Alpine Group is nothing more than a collection of four companies, Exeon, Wolverine Tube, Synergy Cables, and Posterloid. Posterloid makes signboards like the ones you'd see at the McDonalds drive-thru. Wolverine Tube manufactures copper tube used in HVAC, refrigeration, and power generation applications. Synergy Cables is an Israeli traded company that manufactures power cabling, and Exeon manufactures copper wire.
The company has had a turbulent history of profitability, but in a liquidation that doesn't matter much anymore. The company recently released their 2012 annual report which contained an adverse opinion from their accountants. It appears that Alpine Group refused to consolidate Synergy Cables even though they owned 50.4% of the company. Instead they chose to record their Synergy Cables holding using the equity method. The accountants point out this isn't allowed under GAAP, management responded that they intended to sell down their stake so they shouldn't be required to adhere to the letter of the law. What management doesn't seem to understand is that financial statements are not meant to reflect management's intentions but rather take a snapshot of the company on a particular date.

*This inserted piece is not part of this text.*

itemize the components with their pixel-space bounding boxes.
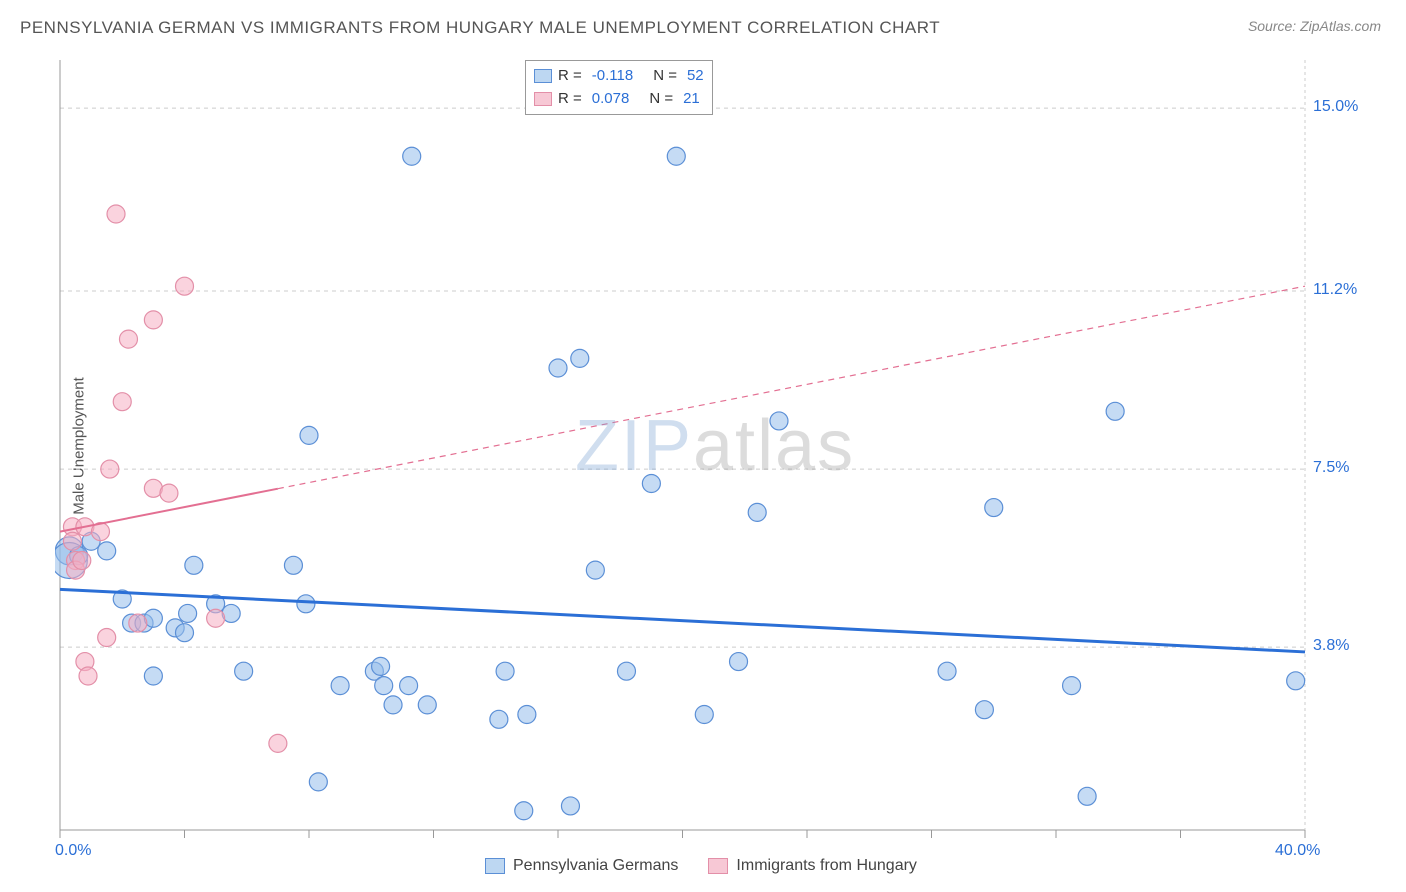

Management did stay true to their word reducing their stake below 50%.
The company invested in Wolverine Tube at the top of the housing market, the exact wrong time to invest in a housing related stock. Wolverine eventually went bankrupt, Alpine ended up with a pile of options on Wolverine in exchange for their worthless equity investment. Additionally the company purchased 4.5% of the company on the open market after it re-emerged from bankruptcy. Alpine wrote off their initial Wolverine investment, and subsequent options as well. Wolverine is held at zero on the balance sheet, but the holding is worth something. The company has been profitable since emerging from bankruptcy. It's hard to know what the company might receive for their 4.5% stake in the company.
Alpine has had a long history of continued capital commitments to Synergy Cables. This is most likely because the CEO of Alpine is also the CEO of Synergy Cables. To make a long story short Alpine loaned a lot of money to Synergy over the years all of it which was subsequently lost. This resulted in the write down of their Synergy investment to zero. From the financial statement perspective there is no value to the Synergy investment, but this isn't accurate from an economic perspective. Alpine owns 40% of Synergy Cables, and since Synergy Cables (SNCB.Tel Aviv) is actively traded on the Israeli stock exchange it's fairly easy to determine how much their stake is worth, it's close to $5m. This is considerable for a company with a market cap of $8m.
Valuing Alpine is very straightforward, determine the value of the assets and subtract the liabilities. Most liquidations take longer than expected, Alpine expects theirs to be mostly complete by mid-2014. Many liquidating companies are burning cash which needs to be taken into account when doing a valuation. Alpine is cash flow positive, although barely. Looking through the cash flow statement it's entirely possible that the company won't burn cash as they liquidate. After all Alpine is simply a holding company, their holdings will continue to operate and conduct business next year as they are today. The only thing being dissolved is the holding company.
The first valuation is the most aggressive, I took Alpine's equity value and added the value of their Synergy Cables holding.
If this valuation holds there is clearly a lot of value here, liquidation value is $1.24 a share and the company is trading for $.73. Both of these valuations don't include Wolverine which could be worth something.
The problem with book value is it's opaque, the company has close to $1m in PP&E, but investors have no idea what it is. They own $27k worth of land somewhere, maybe a few acres, a $232k building and then $1.7m worth of machines. Are these components part of a consolidated subsidiary or the holding company? What will happen to them? We don't really know, so I created a conservative scenario based off of NCAV and a discounted NCAV:
The company is trading right around unadjusted NCAV, and well above a discounted NCAV.
To determine if this is a good investment at the current price an investor needs to assess whether the company's long term assets have value, and whether the company will realize their full current asset value. If they do both and their holdings continue to generate profits up to the end of the liquidation this is an extremely attractive investment at the current price. If neither of these assumptions pan out then someone buying today could end up with a loss.